Notes: Tasha Tudor Dies; Indie Bookstores Succeed
The Brattleboro Reformer reported that after her first story, Pumpkin Moonshine, was published in 1938, "she illustrated nearly 100 books, the most recent being The Corgiville Christmas, in 2003. She had received many awards and honors, including Caldecott Honors for Mother Goose and 1 is One. Many of her books are printed in foreign languages and distributed around the world." In today's New York Times, her obituary quotes a Times piece from 1941 that said her pictures "have the same fragile beauty of early spring evenings."
Contending that "there are throngs of traditional mom and pop shops making a fine living in the real world (as opposed to the virtual one)," Forbes magazine interviewed a few bricks-and-mortar retailers who exhibit the "courage, creativity and attention to detail" necessary to succeed.

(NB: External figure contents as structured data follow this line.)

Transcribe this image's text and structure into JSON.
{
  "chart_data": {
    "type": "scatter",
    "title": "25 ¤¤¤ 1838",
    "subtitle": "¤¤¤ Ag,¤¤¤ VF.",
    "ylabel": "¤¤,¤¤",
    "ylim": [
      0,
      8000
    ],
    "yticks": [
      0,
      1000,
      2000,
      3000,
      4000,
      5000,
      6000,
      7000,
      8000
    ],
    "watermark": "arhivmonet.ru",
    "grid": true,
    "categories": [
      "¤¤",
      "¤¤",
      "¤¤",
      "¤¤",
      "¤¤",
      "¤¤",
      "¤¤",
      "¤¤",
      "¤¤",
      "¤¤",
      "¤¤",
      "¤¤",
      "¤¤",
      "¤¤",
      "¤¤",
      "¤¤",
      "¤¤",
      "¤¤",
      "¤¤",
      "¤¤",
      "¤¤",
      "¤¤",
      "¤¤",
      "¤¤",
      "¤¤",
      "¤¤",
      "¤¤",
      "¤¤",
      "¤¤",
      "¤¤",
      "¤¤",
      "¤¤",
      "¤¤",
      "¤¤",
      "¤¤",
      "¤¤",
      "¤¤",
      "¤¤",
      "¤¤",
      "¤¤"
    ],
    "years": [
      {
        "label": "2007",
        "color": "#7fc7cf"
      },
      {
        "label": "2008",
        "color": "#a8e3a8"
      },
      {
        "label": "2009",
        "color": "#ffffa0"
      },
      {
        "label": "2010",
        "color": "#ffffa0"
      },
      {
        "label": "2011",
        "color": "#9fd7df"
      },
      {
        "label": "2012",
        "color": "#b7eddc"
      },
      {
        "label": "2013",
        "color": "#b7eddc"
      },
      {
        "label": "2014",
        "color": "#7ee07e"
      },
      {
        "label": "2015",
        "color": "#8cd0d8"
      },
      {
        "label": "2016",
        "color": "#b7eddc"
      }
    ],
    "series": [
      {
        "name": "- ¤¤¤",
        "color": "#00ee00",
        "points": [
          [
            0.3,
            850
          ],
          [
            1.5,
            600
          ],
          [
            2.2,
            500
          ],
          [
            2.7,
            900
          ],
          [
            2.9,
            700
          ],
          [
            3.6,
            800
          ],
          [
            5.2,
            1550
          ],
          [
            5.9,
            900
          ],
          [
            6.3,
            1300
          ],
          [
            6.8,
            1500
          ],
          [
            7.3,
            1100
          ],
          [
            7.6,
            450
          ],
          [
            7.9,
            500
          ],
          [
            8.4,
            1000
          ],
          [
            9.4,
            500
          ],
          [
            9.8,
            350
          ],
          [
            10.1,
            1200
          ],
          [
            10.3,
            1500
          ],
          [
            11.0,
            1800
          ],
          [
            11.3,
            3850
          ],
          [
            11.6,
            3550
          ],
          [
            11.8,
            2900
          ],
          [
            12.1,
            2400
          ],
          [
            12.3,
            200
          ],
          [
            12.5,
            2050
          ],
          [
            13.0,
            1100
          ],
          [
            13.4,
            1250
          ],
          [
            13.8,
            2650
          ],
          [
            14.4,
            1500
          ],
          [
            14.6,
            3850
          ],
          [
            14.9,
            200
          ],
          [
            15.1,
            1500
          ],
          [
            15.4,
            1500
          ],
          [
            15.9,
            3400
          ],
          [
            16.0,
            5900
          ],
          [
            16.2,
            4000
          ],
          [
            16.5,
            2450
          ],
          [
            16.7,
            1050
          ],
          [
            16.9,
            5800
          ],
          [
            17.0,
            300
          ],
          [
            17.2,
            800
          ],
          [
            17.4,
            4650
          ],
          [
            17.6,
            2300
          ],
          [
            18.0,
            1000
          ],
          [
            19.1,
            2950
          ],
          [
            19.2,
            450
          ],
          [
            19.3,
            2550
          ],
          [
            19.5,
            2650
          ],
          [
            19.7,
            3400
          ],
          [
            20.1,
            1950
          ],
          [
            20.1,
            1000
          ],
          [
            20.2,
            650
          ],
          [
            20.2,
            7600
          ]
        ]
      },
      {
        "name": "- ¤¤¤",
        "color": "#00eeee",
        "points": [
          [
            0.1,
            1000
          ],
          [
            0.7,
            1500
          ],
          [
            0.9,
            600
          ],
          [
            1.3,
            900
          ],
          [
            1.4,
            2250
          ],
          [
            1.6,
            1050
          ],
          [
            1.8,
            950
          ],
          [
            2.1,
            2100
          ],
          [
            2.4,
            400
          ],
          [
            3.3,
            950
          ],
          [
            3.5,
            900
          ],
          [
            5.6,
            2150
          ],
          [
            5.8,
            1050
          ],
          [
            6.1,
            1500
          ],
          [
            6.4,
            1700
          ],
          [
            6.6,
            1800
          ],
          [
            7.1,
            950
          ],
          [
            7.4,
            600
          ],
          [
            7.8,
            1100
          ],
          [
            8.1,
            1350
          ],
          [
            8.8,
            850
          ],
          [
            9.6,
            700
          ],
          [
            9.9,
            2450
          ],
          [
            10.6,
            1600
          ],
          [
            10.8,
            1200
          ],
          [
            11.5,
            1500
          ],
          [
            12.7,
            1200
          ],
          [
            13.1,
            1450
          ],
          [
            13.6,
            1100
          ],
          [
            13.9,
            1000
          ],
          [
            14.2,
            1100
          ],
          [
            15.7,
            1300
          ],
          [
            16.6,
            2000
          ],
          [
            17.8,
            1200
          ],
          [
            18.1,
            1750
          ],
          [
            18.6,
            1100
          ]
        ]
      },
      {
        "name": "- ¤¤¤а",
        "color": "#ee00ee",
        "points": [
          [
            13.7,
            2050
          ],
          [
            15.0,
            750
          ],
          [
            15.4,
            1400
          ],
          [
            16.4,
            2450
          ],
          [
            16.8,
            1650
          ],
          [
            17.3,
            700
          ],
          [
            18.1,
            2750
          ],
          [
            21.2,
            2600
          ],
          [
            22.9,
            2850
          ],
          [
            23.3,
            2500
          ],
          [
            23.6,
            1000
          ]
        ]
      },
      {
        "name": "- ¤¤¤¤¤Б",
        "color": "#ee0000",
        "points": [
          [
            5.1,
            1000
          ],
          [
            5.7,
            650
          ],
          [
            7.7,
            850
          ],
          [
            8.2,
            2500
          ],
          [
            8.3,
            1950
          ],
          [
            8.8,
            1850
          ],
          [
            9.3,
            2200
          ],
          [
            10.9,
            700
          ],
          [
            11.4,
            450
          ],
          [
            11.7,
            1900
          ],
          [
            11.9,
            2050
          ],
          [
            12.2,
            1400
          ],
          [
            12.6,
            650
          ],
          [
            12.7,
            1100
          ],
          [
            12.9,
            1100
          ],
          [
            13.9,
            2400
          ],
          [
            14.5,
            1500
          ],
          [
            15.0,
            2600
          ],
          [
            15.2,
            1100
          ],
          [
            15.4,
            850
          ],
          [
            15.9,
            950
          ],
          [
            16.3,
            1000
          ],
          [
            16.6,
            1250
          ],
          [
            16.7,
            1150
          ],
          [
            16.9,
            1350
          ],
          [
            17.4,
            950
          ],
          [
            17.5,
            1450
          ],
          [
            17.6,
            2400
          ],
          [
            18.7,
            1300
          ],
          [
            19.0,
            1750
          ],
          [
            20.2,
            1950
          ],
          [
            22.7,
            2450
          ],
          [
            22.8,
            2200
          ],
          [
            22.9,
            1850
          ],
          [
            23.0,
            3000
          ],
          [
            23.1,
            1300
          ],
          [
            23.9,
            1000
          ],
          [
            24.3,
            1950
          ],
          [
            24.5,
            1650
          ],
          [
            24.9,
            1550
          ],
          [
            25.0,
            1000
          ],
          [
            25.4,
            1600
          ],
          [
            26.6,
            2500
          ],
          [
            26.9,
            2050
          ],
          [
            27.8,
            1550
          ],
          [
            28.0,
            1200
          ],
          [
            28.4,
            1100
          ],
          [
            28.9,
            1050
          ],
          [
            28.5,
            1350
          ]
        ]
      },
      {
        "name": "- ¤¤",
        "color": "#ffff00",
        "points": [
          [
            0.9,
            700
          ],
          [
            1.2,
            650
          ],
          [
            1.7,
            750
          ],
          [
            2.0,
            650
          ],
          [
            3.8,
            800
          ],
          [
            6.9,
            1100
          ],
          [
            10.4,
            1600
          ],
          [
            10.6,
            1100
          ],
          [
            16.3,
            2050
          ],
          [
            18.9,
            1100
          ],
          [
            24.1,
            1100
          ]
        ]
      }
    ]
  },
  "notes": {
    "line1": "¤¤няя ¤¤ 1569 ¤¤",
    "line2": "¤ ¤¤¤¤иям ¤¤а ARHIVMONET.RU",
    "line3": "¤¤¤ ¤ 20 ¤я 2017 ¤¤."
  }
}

Sarah Galvin, owner of the Bookstore Plus, Lake Placid, N.Y., "just celebrated 35 years in business and is still going strong." Asked how she survives against online and chain competitors, Galvin cited customer education, customer service and focusing extra hard on choosing the right inventory. "With only 2,400 square feet of floor space we have to make sure that every book that we stock deserves the space it takes up," she said. "Our staff regularly reviews every single book in the store."
Andi Allen, owner of Piece of Mind Books, Edwardsville, Ill., was profiled in the Collinsville Herald as an example of an independent bookseller battling "to keep afloat" in an increasingly competitive market.
"One of the things that we've recently added is a recycled books section," Allen said. "I was strictly new books until October. When the chain [bookstore] came in, I thought, 'Well what can we do that they won't do?' And I thought that's something that they won't do."
Allen praised her knowledgeable staff as a key to success: "What makes us strong is that we're very personalized," Allen said. "When you come in, you're talking to people that read books. The books that are on the shelf are books that I've selected. They're not just something that a computer has decided we should have."
Bookselling this Week reported on several booksellers "who are reaching out to other local independent businesses in their communities" by using the materials available in the IndieBound Literary Liberation Box.
"I hadn't expect it to be accepted by non-bookstores so easily," said Morley Horder of Eagle Harbor Book Company, Bainbridge Island, Wash., adding, "One thing I really want to do is get all the other trade associations, hardware associations for example, in on this so indies across the country are united by IndieBound. I think it's big enough and well thought out enough to make that happen."
Sarah Loftus of the Bookworm's Attic, Huntington, W. Va., said the IndieBound program "seems targeted toward a younger, hipper market, which fits with what I'm trying to do. It suggests that if you're looking for something more interesting, come to an indie store. And that's how I'm differentiating between the chains and us."
The University of Michigan Press will cease distributing independent publisher Pluto Press as of December 31. The Chronicle of Higher Education reported that the decision was prompted in part by controversy last year regarding one of Pluto's books, Overcoming Zionism by Joel Kovel, which "led the university to take the unusual step of drafting guidelines to govern its press's distribution and marketing agreements." Inside Higher Ed also offered perspective on the announcement.
Today's Wall Street Journal tracks the birth and nurturing of what just might be the next big fiction bestseller.
If the "thought of a dog-eared, mucus-smeared paperback is too much to bear," you may agree with the Guardian's fastidious book blogger Chas Newkey-Burden, who confessed to being "digestively squeamish about used books."
Owners and staff of independent bookstores in the five boroughs of New York City are invited to attend a second meeting about the formation of a citywide booksellers alliance. The agenda will focus on finalizing a name and forming committees to work on tasks that have been identified as priorities. The group encourages bookstores to send a representative to the meeting, which will take place next Thursday, June 26, 10:30 a.m.-12:30 p.m. at Random House (1745 Broadway, 14th Floor, Dr. Seuss Room). To be admitted to the building, anyone planning to attend must R.S.V.P. to firstname.lastname@example.org.
Some 30 booksellers representing 20 independent bookstores in New York participated in the last meeting, which took place in May. The group estimates that there are more than 70 independently owned bookshops in the city.
In celebration of the 100th anniversary of L.M. Montgomery's classic Anne of Green Gables, the Association of American University Presses's Books for Understanding program offers a brief list of scholarly editions of the novel, biographies and papers, and critical appreciations of the role Montgomery's characters and places have played in literature, Canadian culture and world-wide popular memory.